The incident could not have occurred at a more unfortunate time. The California Supreme Court, long regarded as one of the best state courts in the nation, is in the midst of a long-drawn, harrowing investigation involving charges that it allowed political considerations to influence the timing of important decisions. Moreover, the Oakland scandal inevitably raised questions about the quality of the Governor's judicial appointments. One Brown nominee for an appellate court vacancy had to withdraw after the Sacramento Union revealed that he had written a string of rubber checks and had several times been accused of malpractice. Last week Brown appointed an avowed homosexual to the Los Angeles County Superior Court, exposing the Governor, a potential Democratic presidential candidate, to further criticism. And for all his impressive legal credentials, even Halvonik was not everyone's idea of an appellate judge. A jazz player who moved his piano into his Sacramento office in 1975, when he worked for the Governor, Halvonik, who sports a Pancho Villa mustache, had once before been caught with a marijuana cigarette, but on that occasion the charge was dropped.

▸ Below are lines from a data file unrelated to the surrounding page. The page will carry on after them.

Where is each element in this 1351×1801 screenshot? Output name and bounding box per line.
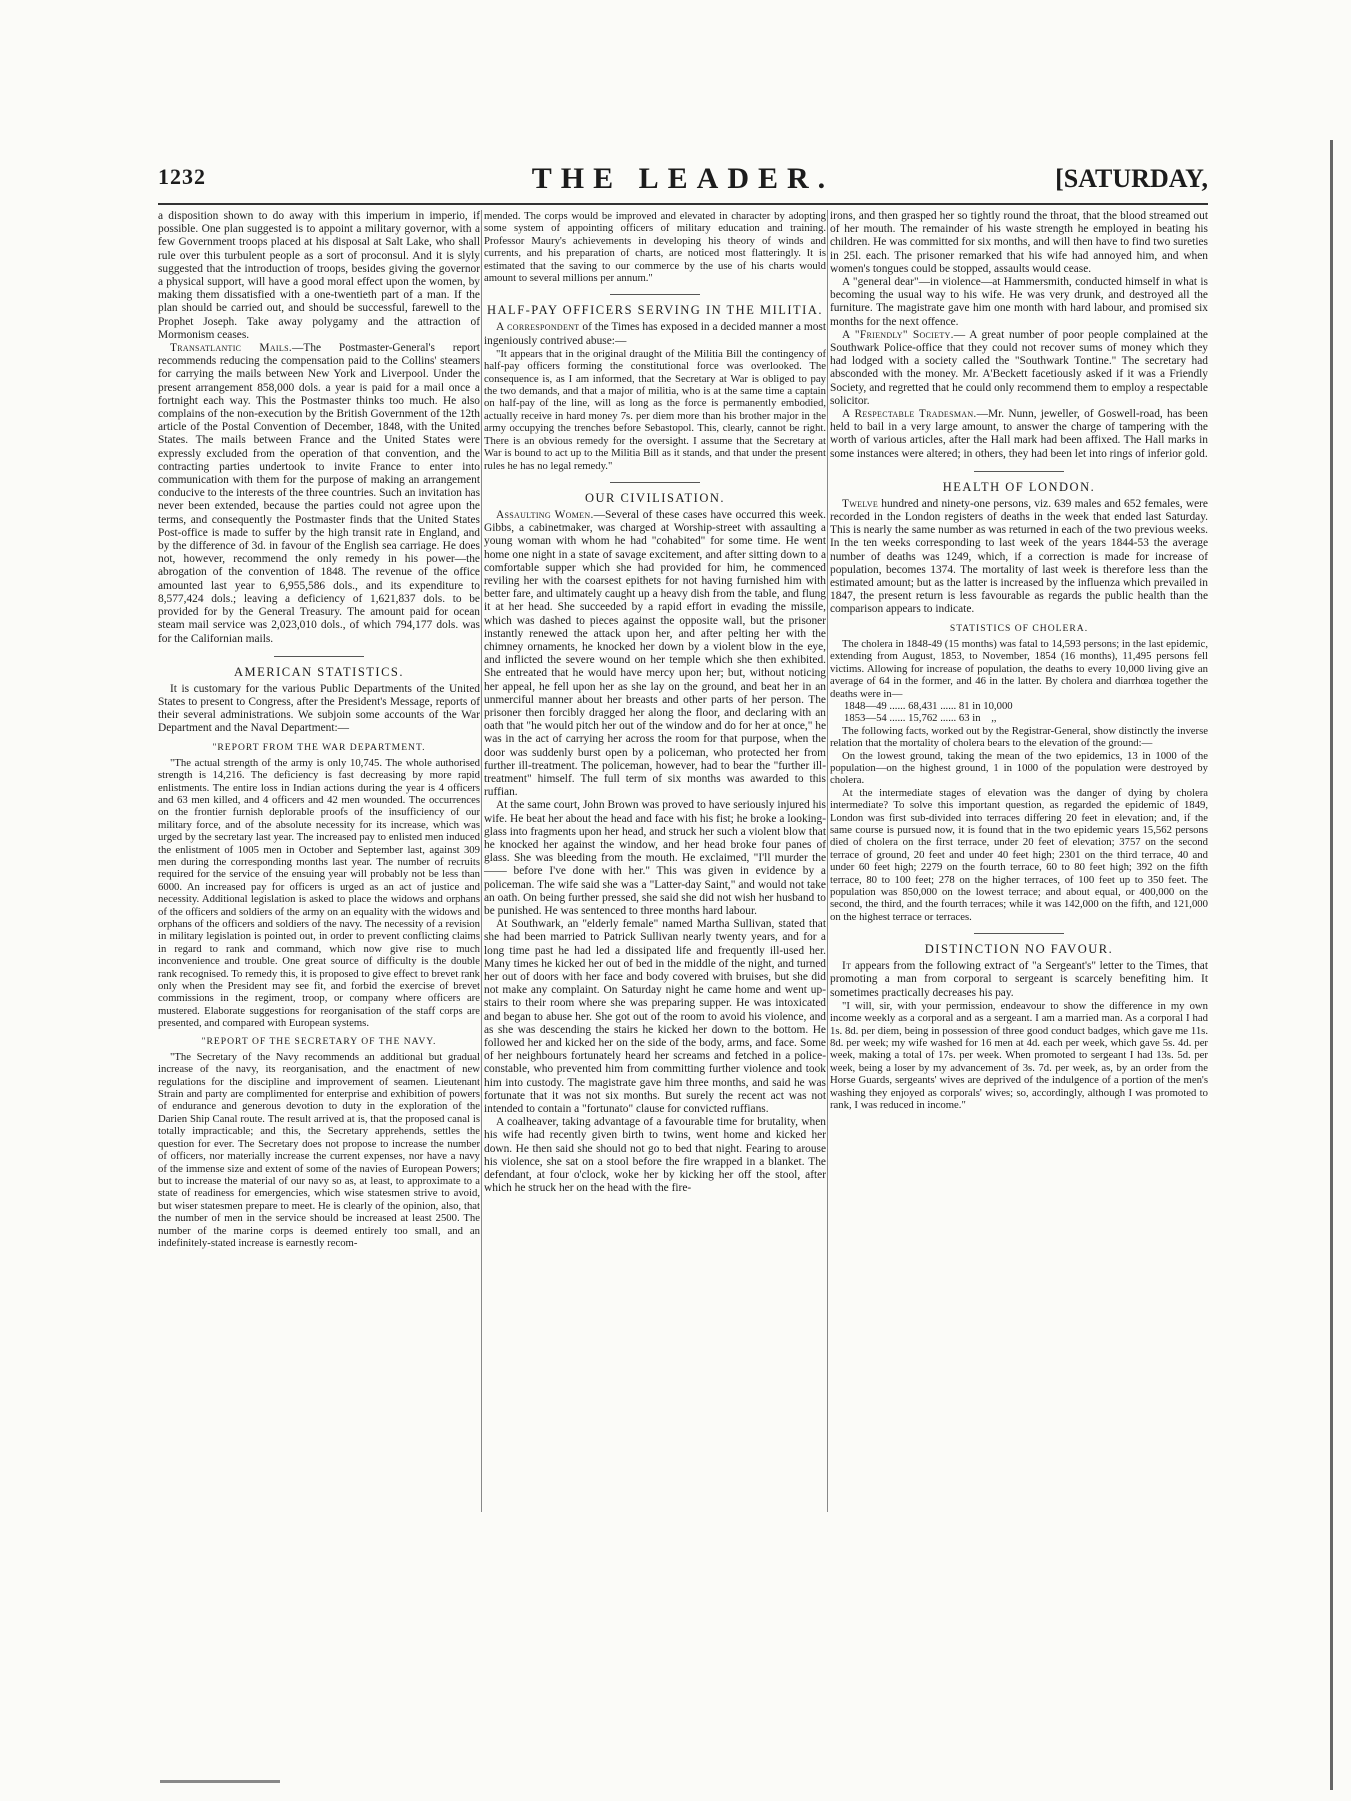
paragraph-lead: Twelve — [842, 497, 879, 510]
paragraph-lead: Transatlantic Mails. — [170, 342, 292, 355]
paragraph-text: hundred and ninety-one persons, viz. 639 males and 652 females, were recorded in the London registers of deaths in the week that ended last Saturday. This is nearly the same number as was returned in each of the two previous weeks. In the ten weeks corresponding to last week of the years 1844-53 the average number of deaths was 1249, which, if a correction is made for increase of population, becomes 1374. The mortality of last week is therefore less than the estimated amount; but as the latter is increased by the influenza which prevailed in 1847, the present return is less favourable as regards the public health than the comparison appears to indicate. — [830, 497, 1208, 616]
page-number: 1232 — [158, 164, 206, 189]
subsection-heading: "REPORT FROM THE WAR DEPARTMENT. — [212, 741, 426, 753]
header-rule — [158, 203, 1208, 205]
article-paragraph — [158, 342, 480, 646]
quoted-letter: "It appears that in the original draught of the Militia Bill the contingency of half-pay officers forming the constitutional force was overlooked. The consequence is, as I am informed, that the Secretary at War is obliged to pay the two demands, and that a major of militia, who is at the same time a captain on half-pay of the line, will as long as the force is permanently embodied, actually receive in hard money 7s. per diem more than his brother major in the army occupying the trenches before Sebastopol. This, clearly, cannot be right. There is an obvious remedy for the oversight. I assume that the Secretary at War is bound to act up to the Militia Bill as it stands, and that under the present rules he has no legal remedy." — [484, 347, 826, 472]
subsection-heading: "REPORT OF THE SECRETARY OF THE NAVY. — [201, 1035, 437, 1047]
column-divider — [827, 210, 828, 1512]
cholera-table-row: 1853—54 ...... 15,762 ...... 63 in ,, — [844, 712, 997, 725]
paragraph-text: —The Postmaster-General's report recommends reducing the compensation paid to the Collins' steamers for carrying the mails between New York and Liverpool. Under the present arrangement 858,000 dols. a year is paid for a mail once a fortnight each way. This the Postmaster thinks too much. He also complains of the non-execution by the British Government of the 12th article of the Postal Convention of December, 1848, with the United States. The mails between France and the United States were expressly excluded from the operation of that convention, and the contracting parties undertook to invite France to enter into communication with them for the purpose of making an arrangement conducive to the interests of the three countries. Such an invitation has never been extended, because the parties could not agree upon the terms, and consequently the Postmaster finds that the United States Post-office is made to suffer by the high transit rate in England, and by the difference of 3d. in favour of the English sea carriage. He does not, however, recommend the only remedy in his power—the abrogation of the convention of 1848. The revenue of the office amounted last year to 6,955,586 dols., and its expenditure to 8,577,424 dols.; leaving a deficiency of 1,621,837 dols. to be provided for by the General Treasury. The amount paid for ocean steam mail service was 2,023,010 dols., of which 794,177 dols. was for the Californian mails. — [158, 342, 481, 645]
article-paragraph: A coalheaver, taking advantage of a favourable time for brutality, when his wife had recently given birth to twins, went home and kicked her down. He then said she should not go to bed that night. Fearing to arouse his violence, she sat on a stool before the fire wrapped in a blanket. The defendant, at four o'clock, woke her by kicking her off the stool, after which he struck her on the head with the fire- — [484, 1116, 826, 1195]
scan-artifact — [160, 1780, 280, 1783]
article-paragraph: irons, and then grasped her so tightly round the throat, that the blood streamed out of her mouth. The remainder of his waste strength he employed in beating his children. He was committed for six months, and will then have to find two sureties in 25l. each. The prisoner remarked that his wife had annoyed him, and when women's tongues could be stopped, assaults would cease. — [830, 210, 1208, 275]
paragraph-lead: Assaulting Women. — [496, 508, 594, 521]
paragraph-lead: It — [842, 960, 852, 973]
paragraph-lead: A Respectable Tradesman. — [842, 408, 977, 421]
paragraph-lead: A "Friendly" Society. — [842, 328, 954, 341]
paragraph-text: of the Times has exposed in a decided manner a most ingeniously contrived abuse:— — [484, 321, 826, 347]
paragraph-lead: A correspondent — [496, 321, 580, 334]
paragraph-text: appears from the following extract of "a Sergeant's" letter to the Times, that promoting a man from corporal to sergeant is scarcely benefiting him. It sometimes practically decreases his pay. — [830, 960, 1208, 999]
article-paragraph: a disposition shown to do away with this imperium in imperio, if possible. One plan suggested is to appoint a military governor, with a few Government troops placed at his disposal at Salt Lake, who shall rule over this turbulent people as a sort of proconsul. And it is slyly suggested that the introduction of troops, besides giving the governor a physical support, will have a good moral effect upon the women, by making them dissatisfied with a one-twentieth part of a man. If the plan should be carried out, and should be successful, farewell to the Prophet Joseph. Take away polygamy and the attraction of Mormonism ceases. — [158, 210, 480, 341]
article-paragraph — [484, 509, 826, 799]
quoted-report: "The actual strength of the army is only 10,745. The whole authorised strength is 14,216. The deficiency is fast decreasing by more rapid enlistments. The entire loss in Indian actions during the year is 4 officers and 63 men killed, and 4 officers and 42 men wounded. The occurrences on the frontier furnish deplorable proofs of the insufficiency of our military force, and of the absolute necessity for its increase, which was urged by the secretary last year. The increased pay to enlisted men induced the enlistment of 1005 men in October and September last, against 309 men during the corresponding months last year. The number of recruits required for the service of the ensuing year will probably not be less than 6000. An increased pay for officers is urged as an act of justice and necessity. Additional legislation is asked to place the widows and orphans of the officers and soldiers of the army on an equality with the widows and orphans of the officers and soldiers of the navy. The necessity of a revision in military legislation is pointed out, in order to prevent conflicting claims in regard to rank and command, which now give rise to much inconvenience and trouble. One great source of difficulty is the double rank recognised. To remedy this, it is proposed to give effect to brevet rank only when the President may see fit, and forbid the exercise of brevet commissions in the regiment, troop, or company where officers are mustered. Elaborate suggestions for reorganisation of the staff corps are presented, and compared with European systems. — [158, 756, 480, 1030]
section-heading: DISTINCTION NO FAVOUR. — [924, 942, 1114, 957]
article-paragraph: At the intermediate stages of elevation was the danger of dying by cholera intermediate? To solve this important question, as regarded the epidemic of 1849, London was first sub-divided into terraces differing 20 feet in elevation; and, if the same course is pursued now, it is found that in the two epidemic years 15,562 persons died of cholera on the first terrace, under 20 feet of elevation; 3757 on the second terrace of ground, 20 feet and under 40 feet high; 2301 on the third terrace, 40 and under 60 feet high; 2279 on the fourth terrace, 60 to 80 feet high; 392 on the fifth terrace, 80 to 100 feet; 278 on the higher terraces, of 100 feet up to 350 feet. The population was 850,000 on the lowest terrace; and about equal, or 400,000 on the second, the third, and the fourth terraces; while it was 142,000 on the fifth, and 121,000 on the highest terrace or terraces. — [830, 786, 1208, 923]
section-heading: HEALTH OF LONDON. — [942, 479, 1096, 494]
paragraph-text: — A great number of poor people complained at the Southwark Police-office that they could not recover sums of money which they had lodged with a society called the "Southwark Tontine." The secretary had absconded with the money. Mr. A'Beckett facetiously asked if it was a Friendly Society, and regretted that he could only recommend them to employ a respectable solicitor. — [830, 328, 1208, 407]
page-edge — [1330, 140, 1333, 1790]
column-3 — [830, 210, 1208, 1112]
section-separator — [274, 656, 364, 657]
column-1 — [158, 210, 480, 1249]
column-divider — [481, 210, 482, 1512]
quoted-report: "The Secretary of the Navy recommends an additional but gradual increase of the navy, its reorganisation, and the enactment of new regulations for the discipline and improvement of seamen. Lieutenant Strain and party are complimented for enterprise and exhibition of powers of endurance and generous devotion to duty in the exploration of the Darien Ship Canal route. The result arrived at is, that the proposed canal is totally impracticable; and this, the Secretary apprehends, settles the question for ever. The Secretary does not propose to increase the number of officers, nor materially increase the current expenses, nor have a navy of the immense size and extent of some of the navies of European Powers; but to increase the material of our navy so as, at least, to approximate to a state of readiness for emergencies, which wise statesmen strive to avoid, but wiser statesmen prepare to meet. He is clearly of the opinion, also, that the number of men in the service should be increased at least 2500. The number of the marine corps is deemed entirely too small, and an indefinitely-stated increase is earnestly recom- — [158, 1050, 480, 1249]
page-header — [158, 164, 1208, 204]
article-paragraph: It is customary for the various Public Departments of the United States to present to Congress, after the President's Message, reports of their several administrations. We subjoin some accounts of the War Department and the Naval Department:— — [158, 682, 480, 735]
section-heading: OUR CIVILISATION. — [584, 490, 726, 505]
section-separator — [974, 471, 1064, 472]
quoted-letter: "I will, sir, with your permission, endeavour to show the difference in my own income weekly as a corporal and as a sergeant. I am a married man. As a corporal I had 1s. 8d. per diem, being in possession of three good conduct badges, which gave me 11s. 8d. per week; my wife washed for 16 men at 4d. each per week, which gave 5s. 4d. per week, making a total of 17s. per week. When promoted to sergeant I had 13s. 5d. per week, being a loser by my advancement of 3s. 7d. per week, as, by an order from the Horse Guards, sergeants' wives are deprived of the indulgence of a portion of the men's washing they enjoyed as corporals' wives; so, accordingly, although I was promoted to rank, I was reduced in income." — [830, 999, 1208, 1112]
column-2 — [484, 210, 826, 1195]
paragraph-text: —Several of these cases have occurred this week. Gibbs, a cabinetmaker, was charged at Worship-street with assaulting a young woman with whom he had "cohabited" for some time. He went home one night in a state of savage excitement, and after sitting down to a comfortable supper which she had provided for him, he commenced reviling her with the coarsest epithets for not having furnished him with better fare, and ultimately caught up a heavy dish from the table, and flung it at her head. She succeeded by a rapid effort in evading the missile, which was dashed to pieces against the opposite wall, but the prisoner instantly renewed the attack upon her, and after pelting her with the chimney ornaments, he knocked her down by a violent blow in the eye, and inflicted the severe wound on her temple which she then exhibited. She entreated that he would have mercy upon her; but, without noticing her appeal, he fell upon her as she lay on the ground, and beat her in an unmerciful manner about her breasts and other parts of her person. The prisoner then forcibly dragged her along the floor, and declaring with an oath that "he would pitch her out of the window and do for her at once," he was in the act of carrying her across the room for that purpose, when the door was suddenly burst open by a policeman, who protected her from further ill-treatment. The policeman, however, had to bear the "further ill-treatment" himself. The full term of six months was awarded to this ruffian. — [484, 508, 826, 799]
article-paragraph — [830, 960, 1208, 1000]
section-heading: HALF-PAY OFFICERS SERVING IN THE MILITIA. — [487, 303, 823, 318]
masthead-title: THE LEADER. — [531, 162, 835, 195]
article-paragraph: The following facts, worked out by the Registrar-General, show distinctly the inverse relation that the mortality of cholera bears to the elevation of the ground:— — [830, 724, 1208, 750]
article-paragraph: On the lowest ground, taking the mean of the two epidemics, 13 in 1000 of the population—on the highest ground, 1 in 1000 of the population were destroyed by cholera. — [830, 749, 1208, 787]
article-paragraph: The cholera in 1848-49 (15 months) was fatal to 14,593 persons; in the last epidemic, extending from August, 1853, to November, 1854 (16 months), 11,495 persons fell victims. Allowing for increase of population, the deaths to every 10,000 living give an average of 64 in the former, and 46 in the latter. By cholera and diarrhœa together the deaths were in— — [830, 637, 1208, 700]
article-paragraph — [484, 321, 826, 347]
subsection-heading: STATISTICS OF CHOLERA. — [949, 622, 1089, 634]
article-paragraph: At the same court, John Brown was proved to have seriously injured his wife. He beat her about the head and face with his fist; he broke a looking-glass into fragments upon her head, and struck her such a violent blow that he knocked her against the window, and her head broke four panes of glass. She was bleeding from the mouth. He exclaimed, "I'll murder the —— before I've done with her." This was given in evidence by a policeman. The wife said she was a "Latter-day Saint," and would not take an oath. On being further pressed, she said she did not wish her husband to be punished. He was sentenced to three months hard labour. — [484, 799, 826, 917]
section-heading: AMERICAN STATISTICS. — [234, 664, 404, 679]
section-separator — [974, 933, 1064, 934]
article-paragraph — [830, 498, 1208, 617]
paragraph-text: —Mr. Nunn, jeweller, of Goswell-road, has been held to bail in a very large amount, to answer the charge of tampering with the worth of various articles, after the Hall mark had been affixed. The Hall marks in some instances were altered; in others, they had been let into rings of inferior gold. — [830, 408, 1208, 460]
section-separator — [610, 482, 700, 483]
cholera-table-row: 1848—49 ...... 68,431 ...... 81 in 10,000 — [844, 699, 1013, 712]
scan-artifact — [90, 90, 1240, 104]
page-day: [SATURDAY, — [1055, 164, 1208, 193]
article-paragraph: At Southwark, an "elderly female" named Martha Sullivan, stated that she had been married to Patrick Sullivan nearly twenty years, and for a long time past he had led a dissipated life and frequently ill-used her. Many times he kicked her out of bed in the middle of the night, and turned her out of doors with her face and body covered with bruises, but she did not make any complaint. On Saturday night he came home and went up-stairs to their room where she was preparing supper. He was intoxicated and began to abuse her. She got out of the room to avoid his violence, and as she was descending the stairs he kicked her down to the bottom. He followed her and kicked her on the side of the body, arms, and face. Some of her neighbours fortunately heard her screams and fetched in a police-constable, who prevented him from committing further violence and took him into custody. The magistrate gave him three months, and said he was fortunate that it was not six months. But surely the recent act was not intended to contain a "fortunato" clause for convicted ruffians. — [484, 918, 826, 1116]
article-paragraph — [830, 329, 1208, 408]
article-paragraph: A "general dear"—in violence—at Hammersmith, conducted himself in what is becoming the usual way to his wife. He was very drunk, and destroyed all the furniture. The magistrate gave him one month with hard labour, and promised six months for the next offence. — [830, 276, 1208, 328]
article-paragraph — [830, 408, 1208, 461]
section-separator — [610, 294, 700, 295]
article-paragraph: mended. The corps would be improved and elevated in character by adopting some system of appointing officers of military education and training. Professor Maury's achievements in developing his theory of winds and currents, and his preparation of charts, are noticed most flatteringly. It is estimated that the saving to our commerce by the use of his charts would amount to several millions per annum." — [484, 210, 826, 285]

This time around the Halvonik case will probably wind up as a scriptwriter might have composed it. One day after his arrest, by pure coincidence, the California Supreme Court let stand a San Diego appellate court's ruling that police use of such devices as the Bushnell Spacemaster to gather evidence is unconstitutional, an Orwellian breach of a citizen's right to privacy. Thus Halvonik and his wife could be acquitted, leaving him free either to stay on the bench or to return to private practice and defend exactly the kind of case in which he is now so messily involved.